Die US-Regierung hat seit dem Amtsantritt Trumps die Arbeit vieler Forschungseinrichtungen deutlich erschwert, unter anderem durch Kürzungen, Entlassungen oder Ankündigungen und Androhungen solcher Maßnahmen. Betroffen sind etwa die nationalen Gesundheitsinstitute NIH und die Wetter- und Ozeanografiebehörde NOAA.
Experten warnen, dass so etwa wichtige Forschung zu Krankheiten gestoppt werde oder Daten für Wettervorhersagen nicht mehr gesammelt werden könnten. Die Forschungseinrichtungen der USA galten bislang in vielen Bereichen als global führend und zogen Wissenschaftler und Wissenschaftlerinnen aus aller Welt an.
Zustrom nach Deutschland?
Zeitgleich zu den Protesten kündigte die US-Regierung an, der renommierten Columbia-Universität in New York Fördergelder in Millionenhöhe zu streichen. Begründet wurde die Entscheidung mit dem Vorwurf, die Hochschule habe jüdische Studierende nicht ausreichend vor Belästigungen und Bedrohungen auf dem Campus geschützt. Über Monate hinweg hatten propalästinensische Gruppen an US-Hochschulen gegen den Krieg im Gazastreifen protestiert und sich dabei teils antisemitisch geäußert.

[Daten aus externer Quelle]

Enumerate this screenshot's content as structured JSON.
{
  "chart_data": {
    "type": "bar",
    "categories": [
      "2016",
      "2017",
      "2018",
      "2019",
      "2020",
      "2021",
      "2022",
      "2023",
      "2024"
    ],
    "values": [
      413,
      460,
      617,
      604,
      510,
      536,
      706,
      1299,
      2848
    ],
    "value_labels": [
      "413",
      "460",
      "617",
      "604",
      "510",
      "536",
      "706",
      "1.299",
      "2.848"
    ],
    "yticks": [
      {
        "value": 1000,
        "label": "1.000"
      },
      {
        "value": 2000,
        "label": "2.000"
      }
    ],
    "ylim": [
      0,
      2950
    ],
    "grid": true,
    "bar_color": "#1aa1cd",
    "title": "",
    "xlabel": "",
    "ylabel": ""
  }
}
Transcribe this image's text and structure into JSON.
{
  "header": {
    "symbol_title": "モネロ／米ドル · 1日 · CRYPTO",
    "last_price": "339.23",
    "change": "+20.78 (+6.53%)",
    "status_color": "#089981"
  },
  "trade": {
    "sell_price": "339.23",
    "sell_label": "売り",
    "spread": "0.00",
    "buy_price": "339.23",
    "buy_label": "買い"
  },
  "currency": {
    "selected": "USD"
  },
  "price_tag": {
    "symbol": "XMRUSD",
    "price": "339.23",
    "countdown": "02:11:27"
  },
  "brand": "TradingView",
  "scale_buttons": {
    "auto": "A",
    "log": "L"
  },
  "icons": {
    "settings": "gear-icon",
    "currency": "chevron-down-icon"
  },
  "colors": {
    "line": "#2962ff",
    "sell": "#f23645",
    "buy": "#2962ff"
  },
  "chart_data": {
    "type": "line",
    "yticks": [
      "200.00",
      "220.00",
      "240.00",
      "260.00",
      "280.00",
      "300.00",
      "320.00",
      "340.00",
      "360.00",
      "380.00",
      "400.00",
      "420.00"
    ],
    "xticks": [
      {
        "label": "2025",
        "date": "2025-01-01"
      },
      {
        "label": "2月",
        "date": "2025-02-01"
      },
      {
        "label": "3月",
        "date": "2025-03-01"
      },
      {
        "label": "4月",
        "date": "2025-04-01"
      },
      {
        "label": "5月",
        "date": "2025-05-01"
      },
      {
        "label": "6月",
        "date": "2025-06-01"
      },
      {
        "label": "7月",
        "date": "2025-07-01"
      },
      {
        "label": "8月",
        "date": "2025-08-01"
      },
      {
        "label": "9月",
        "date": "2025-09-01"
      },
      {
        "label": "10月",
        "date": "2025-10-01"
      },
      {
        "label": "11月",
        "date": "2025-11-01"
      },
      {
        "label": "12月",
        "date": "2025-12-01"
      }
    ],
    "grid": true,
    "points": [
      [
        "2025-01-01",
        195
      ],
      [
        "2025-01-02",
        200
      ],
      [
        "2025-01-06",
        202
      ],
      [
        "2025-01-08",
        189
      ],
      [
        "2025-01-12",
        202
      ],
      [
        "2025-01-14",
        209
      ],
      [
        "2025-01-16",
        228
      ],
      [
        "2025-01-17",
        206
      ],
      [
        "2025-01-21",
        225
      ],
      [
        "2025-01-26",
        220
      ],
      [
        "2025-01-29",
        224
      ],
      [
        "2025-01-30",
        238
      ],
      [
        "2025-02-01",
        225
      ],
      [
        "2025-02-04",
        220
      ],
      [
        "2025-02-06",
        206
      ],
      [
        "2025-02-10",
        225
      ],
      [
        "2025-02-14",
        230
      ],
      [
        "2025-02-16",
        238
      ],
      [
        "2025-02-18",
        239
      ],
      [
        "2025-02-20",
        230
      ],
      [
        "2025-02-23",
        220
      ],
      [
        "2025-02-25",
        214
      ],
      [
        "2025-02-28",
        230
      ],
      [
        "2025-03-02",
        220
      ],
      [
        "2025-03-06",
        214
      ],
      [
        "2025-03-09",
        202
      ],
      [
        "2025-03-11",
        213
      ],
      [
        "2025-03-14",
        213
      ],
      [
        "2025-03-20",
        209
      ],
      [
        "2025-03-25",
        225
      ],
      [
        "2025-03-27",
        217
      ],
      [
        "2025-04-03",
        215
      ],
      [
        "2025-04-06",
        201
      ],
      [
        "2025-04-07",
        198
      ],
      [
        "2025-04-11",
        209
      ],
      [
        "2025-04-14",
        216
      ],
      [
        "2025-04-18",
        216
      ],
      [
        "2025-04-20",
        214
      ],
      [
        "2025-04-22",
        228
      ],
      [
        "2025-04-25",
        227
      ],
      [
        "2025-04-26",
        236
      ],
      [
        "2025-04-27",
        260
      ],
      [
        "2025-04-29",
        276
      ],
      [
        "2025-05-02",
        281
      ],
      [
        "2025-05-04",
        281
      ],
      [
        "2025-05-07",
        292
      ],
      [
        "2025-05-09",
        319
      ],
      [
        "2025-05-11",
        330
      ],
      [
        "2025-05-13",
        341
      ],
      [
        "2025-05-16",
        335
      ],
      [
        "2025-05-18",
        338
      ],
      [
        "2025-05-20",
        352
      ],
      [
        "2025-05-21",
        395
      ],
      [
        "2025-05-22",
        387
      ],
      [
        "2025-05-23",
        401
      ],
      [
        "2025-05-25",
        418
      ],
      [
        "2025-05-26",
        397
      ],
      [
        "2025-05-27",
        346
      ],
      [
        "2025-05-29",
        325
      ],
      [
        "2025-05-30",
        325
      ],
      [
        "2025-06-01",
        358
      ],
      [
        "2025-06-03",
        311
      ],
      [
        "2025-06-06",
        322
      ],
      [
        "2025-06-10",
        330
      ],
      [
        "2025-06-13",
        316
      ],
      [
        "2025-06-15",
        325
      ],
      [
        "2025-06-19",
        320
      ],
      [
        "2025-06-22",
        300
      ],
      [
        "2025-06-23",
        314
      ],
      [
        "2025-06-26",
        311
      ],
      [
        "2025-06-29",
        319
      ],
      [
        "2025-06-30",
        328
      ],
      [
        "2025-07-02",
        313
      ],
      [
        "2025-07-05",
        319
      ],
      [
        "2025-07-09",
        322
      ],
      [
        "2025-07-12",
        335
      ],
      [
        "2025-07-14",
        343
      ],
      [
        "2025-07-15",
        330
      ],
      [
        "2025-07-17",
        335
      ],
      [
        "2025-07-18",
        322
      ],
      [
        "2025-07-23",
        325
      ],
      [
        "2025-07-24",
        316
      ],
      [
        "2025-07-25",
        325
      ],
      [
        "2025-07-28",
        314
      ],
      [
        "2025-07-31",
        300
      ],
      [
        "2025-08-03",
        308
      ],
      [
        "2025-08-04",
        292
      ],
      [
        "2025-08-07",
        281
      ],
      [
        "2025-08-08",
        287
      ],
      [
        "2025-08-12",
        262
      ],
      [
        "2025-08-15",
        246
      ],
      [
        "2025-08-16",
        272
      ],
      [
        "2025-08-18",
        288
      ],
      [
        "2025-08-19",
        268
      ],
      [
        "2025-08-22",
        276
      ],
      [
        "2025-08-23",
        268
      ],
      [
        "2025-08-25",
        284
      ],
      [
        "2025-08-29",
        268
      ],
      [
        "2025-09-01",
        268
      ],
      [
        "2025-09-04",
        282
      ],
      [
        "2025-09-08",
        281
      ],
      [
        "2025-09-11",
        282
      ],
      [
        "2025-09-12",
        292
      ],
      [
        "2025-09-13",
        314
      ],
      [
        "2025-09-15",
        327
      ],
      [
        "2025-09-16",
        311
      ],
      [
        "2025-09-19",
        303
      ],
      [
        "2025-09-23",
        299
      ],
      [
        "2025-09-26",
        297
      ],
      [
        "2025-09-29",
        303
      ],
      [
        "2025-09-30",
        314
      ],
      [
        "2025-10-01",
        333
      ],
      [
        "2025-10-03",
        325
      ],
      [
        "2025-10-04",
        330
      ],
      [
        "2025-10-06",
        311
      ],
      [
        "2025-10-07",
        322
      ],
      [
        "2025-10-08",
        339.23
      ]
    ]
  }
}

US-Forschende sind aber nicht nur besorgt wegen der Kürzungen und Einschüchterungen. Auch die Angst vor Zensur treibt sie um. Auf mehreren Internetseiten der US-Regierung und ihrer Behörden fanden sich bestimmte Informationen zu Themen wie Klimawandel, Naturschutz, Gleichstellung und Gendergerechtigkeit zuletzt nur noch schwer oder teils gar nicht mehr.
Trumps Forschungspolitik könnte der deutschen Wissenschaft einen Zustrom von Spitzenforscherinnen und Spitzenforschern aus Amerika bescheren. »Die USA sind ein neuer Talentpool für uns«, sagte Patrick Cramer, der Präsident der Max-Planck-Gesellschaft (MPG), vor Kurzem dem SPIEGEL. Auf die jüngste Ausschreibung für die Leitung von Forschungsgruppen habe die MPG doppelt so viele Bewerbungen aus den USA erhalten wie im Jahr zuvor. So weit wie möglich werde die MPG mit zusätzlichen Mitteln weitere Gruppenleiterstellen schaffen, »um diesen Menschen eine Perspektive zu bieten und zugleich die Max-Planck-Gesellschaft zu stärken«, sagte Cramer.
Proteste am Lincoln Memorial in Washington: »Who will cure you when scientists are gone?« (Wer wird euch heilen, wenn die Wissenschaftler nicht mehr da sind?)